Start from zero: Bar length represents magnitude, so truncated axes can mislead viewers about relative differences.
Order thoughtfully: Arrange categories by frequency, alphabetically, or by meaningful progression rather than randomly.
Minimise decoration: Remove unnecessary elements like 3D effects, heavy borders, or excessive grid lines that don’t aid comprehension.
Consider orientation: Horizontal bars work better for long category names and make labels more readable.

👥 DESIGN EXERCISE:

Practice creating clean, focused bar charts. Consider when to use horizontal versus vertical orientation. Experiment with different ordering strategies and observe how they change the story your visualisation tells.

# Order continents by frequency
order = (
    gapminder_97['continent']
    .value_counts()
    .index
)

plt.figure(figsize=(8, 5))
sns.countplot(
    data=gapminder_97,
    y="continent",
    order=order,
    color="steelblue"
)

plt.title("Number of countries by continent (1977)")
plt.xlabel("Number of countries")
plt.ylabel("Continent")
sns.despine()
plt.show()

2.3 Scatter Plots: Exploring Relationships

Scatter plots reveal relationships between continuous variables and are essential for exploratory data analysis. When examining the relationship between gdp_per_cap and life_exp in the gapminder data, they help visualise potential correlations and patterns.

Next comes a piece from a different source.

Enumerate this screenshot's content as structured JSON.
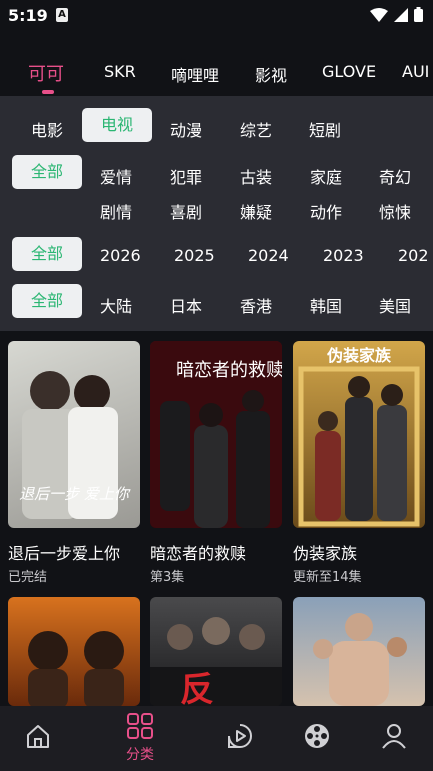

# Basic scatter plot for GDP per capita vs life expectancy
plt.figure(figsize=(8, 6))
sns.scatterplot(data=gapminder, x="gdp_per_cap", y="life_exp", alpha=0.6)
plt.title("Past average incomes of $10,000, life expectancy improvement slows down")
plt.xlabel("GDP per Capita")
plt.ylabel("Life Expectancy (years)")
plt.show()

Effective Design Strategies:

Handle overplotting: Use transparency, jittering, or smaller point sizes when dealing with many overlapping points.
Scale appropriately: Consider log transformations for skewed data to reveal relationships that might be hidden in linear scales.
Guide the eye: Clear axis labels and appropriate scales help viewers understand the relationship being shown.
Show uncertainty: Consider adding trend lines or confidence intervals when appropriate to highlight patterns.

👥 DESIGN EXERCISE:

Explore how different transformations (log, square root) can reveal hidden patterns in your data. Practice using transparency effectively to handle overplotting while maintaining readability.

plt.figure(figsize=(8, 6))
sns.scatterplot(
    data=gapminder,
    x="gdp_per_cap",
    y="life_exp",
    alpha=0.6,
    s=40
)

plt.xscale("log")
plt.title("Life expectancy rises with income, but at a diminishing rate")
plt.xlabel("GDP per Capita (log scale)")
plt.ylabel("Life Expectancy (years)")
sns.despine()
plt.show()

2.4 Line Charts: Tracking Change Over Time

Line charts excel at showing trends, patterns, and changes over time or other continuous sequences. For tracking average gdp_per_cap across year in the gapminder dataset, they reveal long-term economic trends.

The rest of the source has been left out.